Sliced Halibut and Large Scallops for Cioppino
Then, we cleaned the clams and mussels. We tried our best to pick out the dead ones (they don’t close tight when you squeeze them). We pulled off the mussel “beards” as well.
Clams and Mussels for Cioppino
Finally, we removed the cooked Dungeness crab bodies from their shells and cleaned off the gills and guts. Then we cut each body section into quarters.
Dungeness Crab Sections for Cioppino
The ingredient list for the cioppino broth is:
1 medium yellow onion, peeled and chopped
1 thumb of ginger, peeled and finely minced
2 medium carrots, peeled, trimmed, and chopped
1 rib celery, chopped
1 green bell pepper, cored, seeded, and chopped
1 leek, white part only, trimmed, cleaned, and chopped
1⁄2 small fennel bulb, trimmed and chopped
2 28-oz. cans crushed Italian tomatoes
2 tbsp. tomato paste
4 bay leaves
1 tsp. dried oregano
1 tsp. dried thyme
1 tsp. dried basil
2 pinches cayenne
Salt and freshly ground black pepper
First, the veggies were sauteed in a large stock pot with 8 Tablespoons of butter and 1/2 cup olive oil.

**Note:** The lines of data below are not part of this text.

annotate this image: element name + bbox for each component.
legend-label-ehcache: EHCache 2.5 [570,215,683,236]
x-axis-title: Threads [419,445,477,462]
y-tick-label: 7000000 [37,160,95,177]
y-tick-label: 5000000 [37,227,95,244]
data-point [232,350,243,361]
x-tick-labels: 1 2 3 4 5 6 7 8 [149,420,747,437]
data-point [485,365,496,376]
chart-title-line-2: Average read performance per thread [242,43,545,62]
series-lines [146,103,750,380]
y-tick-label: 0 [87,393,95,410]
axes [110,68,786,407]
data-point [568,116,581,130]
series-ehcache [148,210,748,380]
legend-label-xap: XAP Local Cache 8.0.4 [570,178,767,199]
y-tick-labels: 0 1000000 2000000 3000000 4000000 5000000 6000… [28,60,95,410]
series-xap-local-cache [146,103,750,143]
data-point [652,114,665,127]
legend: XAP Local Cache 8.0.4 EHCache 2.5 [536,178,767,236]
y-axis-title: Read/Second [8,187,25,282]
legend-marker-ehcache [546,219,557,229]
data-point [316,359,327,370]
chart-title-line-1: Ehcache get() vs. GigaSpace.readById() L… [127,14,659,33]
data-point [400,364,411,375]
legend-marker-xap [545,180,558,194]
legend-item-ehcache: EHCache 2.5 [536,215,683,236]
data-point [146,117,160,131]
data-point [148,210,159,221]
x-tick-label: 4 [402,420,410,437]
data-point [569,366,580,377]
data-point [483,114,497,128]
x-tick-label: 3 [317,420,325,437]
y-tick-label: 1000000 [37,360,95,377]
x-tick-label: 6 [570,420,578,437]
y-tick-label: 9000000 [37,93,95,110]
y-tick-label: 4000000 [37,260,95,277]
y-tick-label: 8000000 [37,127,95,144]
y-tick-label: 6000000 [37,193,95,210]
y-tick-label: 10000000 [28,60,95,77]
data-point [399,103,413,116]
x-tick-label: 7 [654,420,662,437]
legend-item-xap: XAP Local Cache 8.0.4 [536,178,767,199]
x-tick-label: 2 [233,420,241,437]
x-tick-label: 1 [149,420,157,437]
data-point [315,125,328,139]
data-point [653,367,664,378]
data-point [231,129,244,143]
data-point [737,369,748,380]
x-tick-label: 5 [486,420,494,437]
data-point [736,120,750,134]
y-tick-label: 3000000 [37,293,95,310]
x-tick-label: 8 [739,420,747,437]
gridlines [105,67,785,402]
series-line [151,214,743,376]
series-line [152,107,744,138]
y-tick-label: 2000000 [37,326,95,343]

Sauteeing Vegetables for Cioppino Broth
Then Annie added the crushed tomatoes and tomato paste, followed by 6 cups of shrimp broth. Next came the herbs and spices. For an added Asian twist, we put in a stalk of lemongrass that had been lightly crushed. We brought the cioppino broth to a boil, then lowered the heat and simmered, stirring occasionally and adjusting the seasonings to taste.

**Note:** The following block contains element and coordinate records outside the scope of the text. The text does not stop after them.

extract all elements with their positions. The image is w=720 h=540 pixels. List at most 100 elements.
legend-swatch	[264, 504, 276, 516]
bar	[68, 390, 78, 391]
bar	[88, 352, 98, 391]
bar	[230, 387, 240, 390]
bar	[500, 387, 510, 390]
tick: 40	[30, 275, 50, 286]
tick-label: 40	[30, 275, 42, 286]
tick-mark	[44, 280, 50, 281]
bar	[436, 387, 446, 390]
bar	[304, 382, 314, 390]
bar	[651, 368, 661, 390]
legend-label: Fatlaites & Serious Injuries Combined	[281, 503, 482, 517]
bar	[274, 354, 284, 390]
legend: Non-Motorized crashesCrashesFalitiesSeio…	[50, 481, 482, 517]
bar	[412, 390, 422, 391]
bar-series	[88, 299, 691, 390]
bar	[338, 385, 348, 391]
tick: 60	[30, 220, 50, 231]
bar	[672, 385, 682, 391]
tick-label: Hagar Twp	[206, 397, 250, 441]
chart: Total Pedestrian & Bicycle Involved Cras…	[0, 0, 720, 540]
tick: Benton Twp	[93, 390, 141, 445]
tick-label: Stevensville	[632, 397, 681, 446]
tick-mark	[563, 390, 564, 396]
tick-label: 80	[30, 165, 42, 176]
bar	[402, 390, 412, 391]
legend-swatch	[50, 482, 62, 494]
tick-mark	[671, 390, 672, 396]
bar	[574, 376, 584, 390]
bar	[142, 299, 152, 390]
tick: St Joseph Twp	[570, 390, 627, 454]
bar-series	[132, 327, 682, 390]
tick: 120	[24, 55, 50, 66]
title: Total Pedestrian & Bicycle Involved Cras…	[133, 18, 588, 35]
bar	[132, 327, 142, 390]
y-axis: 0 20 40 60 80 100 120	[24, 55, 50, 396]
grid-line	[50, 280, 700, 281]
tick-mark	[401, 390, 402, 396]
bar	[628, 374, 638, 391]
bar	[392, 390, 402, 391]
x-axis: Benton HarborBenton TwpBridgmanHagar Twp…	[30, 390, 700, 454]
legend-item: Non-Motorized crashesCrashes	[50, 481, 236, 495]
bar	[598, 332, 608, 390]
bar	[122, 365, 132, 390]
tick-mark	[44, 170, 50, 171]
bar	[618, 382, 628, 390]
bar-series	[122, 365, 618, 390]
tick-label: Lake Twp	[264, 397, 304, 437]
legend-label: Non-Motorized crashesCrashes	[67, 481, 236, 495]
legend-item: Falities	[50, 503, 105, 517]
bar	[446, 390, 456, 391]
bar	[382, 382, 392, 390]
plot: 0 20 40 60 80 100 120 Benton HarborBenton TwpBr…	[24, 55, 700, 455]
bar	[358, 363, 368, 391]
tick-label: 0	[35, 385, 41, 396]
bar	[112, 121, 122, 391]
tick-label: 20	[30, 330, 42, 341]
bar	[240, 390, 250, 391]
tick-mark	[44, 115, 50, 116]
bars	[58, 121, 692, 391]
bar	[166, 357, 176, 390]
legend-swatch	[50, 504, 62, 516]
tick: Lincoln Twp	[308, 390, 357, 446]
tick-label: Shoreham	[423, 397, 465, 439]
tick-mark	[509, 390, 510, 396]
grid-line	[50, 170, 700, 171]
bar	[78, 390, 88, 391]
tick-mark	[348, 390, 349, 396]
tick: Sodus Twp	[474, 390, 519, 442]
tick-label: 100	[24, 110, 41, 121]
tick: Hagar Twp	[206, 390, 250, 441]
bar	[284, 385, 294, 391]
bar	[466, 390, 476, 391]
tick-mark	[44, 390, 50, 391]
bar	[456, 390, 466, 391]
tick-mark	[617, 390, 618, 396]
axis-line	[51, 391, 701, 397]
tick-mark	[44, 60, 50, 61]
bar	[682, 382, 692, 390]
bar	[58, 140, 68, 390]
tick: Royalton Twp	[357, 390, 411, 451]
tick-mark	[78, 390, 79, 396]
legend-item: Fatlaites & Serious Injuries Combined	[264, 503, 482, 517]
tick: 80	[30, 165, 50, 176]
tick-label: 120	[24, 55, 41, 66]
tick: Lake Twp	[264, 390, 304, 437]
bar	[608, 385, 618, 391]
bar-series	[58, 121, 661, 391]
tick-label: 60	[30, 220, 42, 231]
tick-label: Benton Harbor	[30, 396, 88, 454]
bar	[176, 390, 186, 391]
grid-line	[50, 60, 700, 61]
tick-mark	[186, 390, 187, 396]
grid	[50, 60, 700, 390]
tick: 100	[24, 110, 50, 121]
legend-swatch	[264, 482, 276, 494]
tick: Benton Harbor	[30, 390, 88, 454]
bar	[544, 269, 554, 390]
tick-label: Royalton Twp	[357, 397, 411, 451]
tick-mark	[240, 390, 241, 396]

Adding Crushed Tomatoes to Cioppino Broth
(Oh, one more thing. Remember the crab shells from the Dungeness crab? There’s a lot of lovely crab fat and tomalley left in the shell. We scraped all that into the cioppino broth as well. Mmmmm-MM!)

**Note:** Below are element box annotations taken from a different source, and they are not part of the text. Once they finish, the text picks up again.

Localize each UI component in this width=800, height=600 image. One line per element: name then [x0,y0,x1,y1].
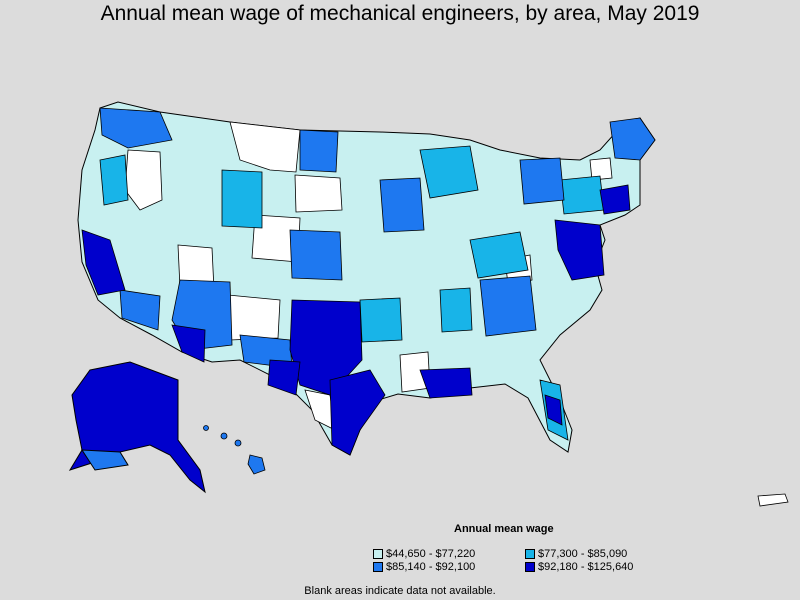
region-tier4 [419,367,473,399]
legend-item: $44,650 - $77,220 [373,548,475,560]
hawaii-island [220,432,228,440]
region-tier4 [544,394,563,426]
region-tier2 [439,287,473,333]
region-tier2 [419,145,479,199]
legend-item: $85,140 - $92,100 [373,561,475,573]
alaska [68,361,206,494]
hawaii-island [234,439,242,447]
hawaii-island [247,454,266,475]
region-no-data [294,174,343,213]
legend-swatch [373,549,383,559]
region-tier3 [99,107,173,149]
region-tier4 [171,324,206,363]
legend-swatch [525,562,535,572]
hawaii-island [203,425,209,431]
region-tier4 [599,184,631,215]
page-title: Annual mean wage of mechanical engineers… [100,2,700,25]
region-tier4 [554,219,605,281]
region-tier2 [469,231,529,279]
legend-item: $92,180 - $125,640 [525,561,633,573]
puerto-rico [757,493,789,507]
region-tier4 [289,299,363,396]
region-no-data [589,157,613,181]
legend-label: $92,180 - $125,640 [538,561,634,573]
region-tier3 [609,117,656,161]
region-no-data [229,121,301,173]
region-tier4 [267,359,301,396]
region-tier2 [359,297,403,343]
region-tier3 [119,289,161,331]
legend-label: $85,140 - $92,100 [386,561,476,573]
footnote: Blank areas indicate data not available. [304,585,496,597]
region-tier2 [99,154,129,206]
alaska-region [81,449,129,471]
region-tier3 [479,275,537,337]
legend-label: $44,650 - $77,220 [386,548,476,560]
region-tier2 [221,169,263,229]
legend-label: $77,300 - $85,090 [538,548,628,560]
legend-item: $77,300 - $85,090 [525,548,627,560]
legend-swatch [373,562,383,572]
region-tier3 [519,157,565,205]
region-tier3 [299,129,339,173]
puerto-rico-shape [757,493,789,507]
hawaii [203,425,266,475]
legend-title: Annual mean wage [454,523,554,535]
region-no-data [227,294,281,341]
region-tier4 [81,229,126,296]
region-tier4 [329,369,386,456]
region-tier3 [379,177,425,233]
region-tier3 [289,229,343,281]
legend-swatch [525,549,535,559]
alaska-shape [68,361,206,494]
wage-regions [81,107,656,456]
region-tier2 [559,175,605,215]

As the dinner hour got closer, Annie heated up a large skillet with a couple Tablespoons of oil and 2 cloves of garlic (minced). She then poured in 2 cups of Sauvignon Blanc and brought that to a boil. Working in batches, she tossed in the clams and mussels, covered the skillet, and let them steam for a few minutes. The clams and mussels that popped open were transferred to a bowl and set aside. (We discarded any that didn’t open.)
Steamed Clams for Cioppino
Dinner Time – Let’s Eat!
I had set up a portable butane stove in the middle of our dining table. After our Thai-inspired Caesar salad course was cleared, we started cooking the cioppino hot pot. We transferred some of the broth from the large stock pot into a shallower pot, and brought that to a boil over the butane stove. Then we lay down some of the shrimp, fish, scallops, clams, mussels, and finally Dungeness crab sections into the broth. Covered the pot and let it come to a boil again.
Cioppino Hot Pot Boiling
Within a few minutes, the cioppino broth came to a boil. We ladled out all the seafood into individual bowls (one of our guests, Michael from Cooking for Engineers, has a good picture of his bowl of cioppino.) Then, it was time to chow down.
Ladle Full of Cioppino
I could tell that there wasn’t as much butter in this version of cioppino compared to the previous versions. But that didn’t matter, because the stew was bursting with so many other flavors. From the sweet shrimp, scallops and crab to the firm halibut flesh to the briny clams and mussels, it was perfect.
After everyone finished their first portion, we refilled with more cioppino broth from the stock pot, and started a second batch of seafood boiling. After that second helping, we were feeling pretty full, but pretty good!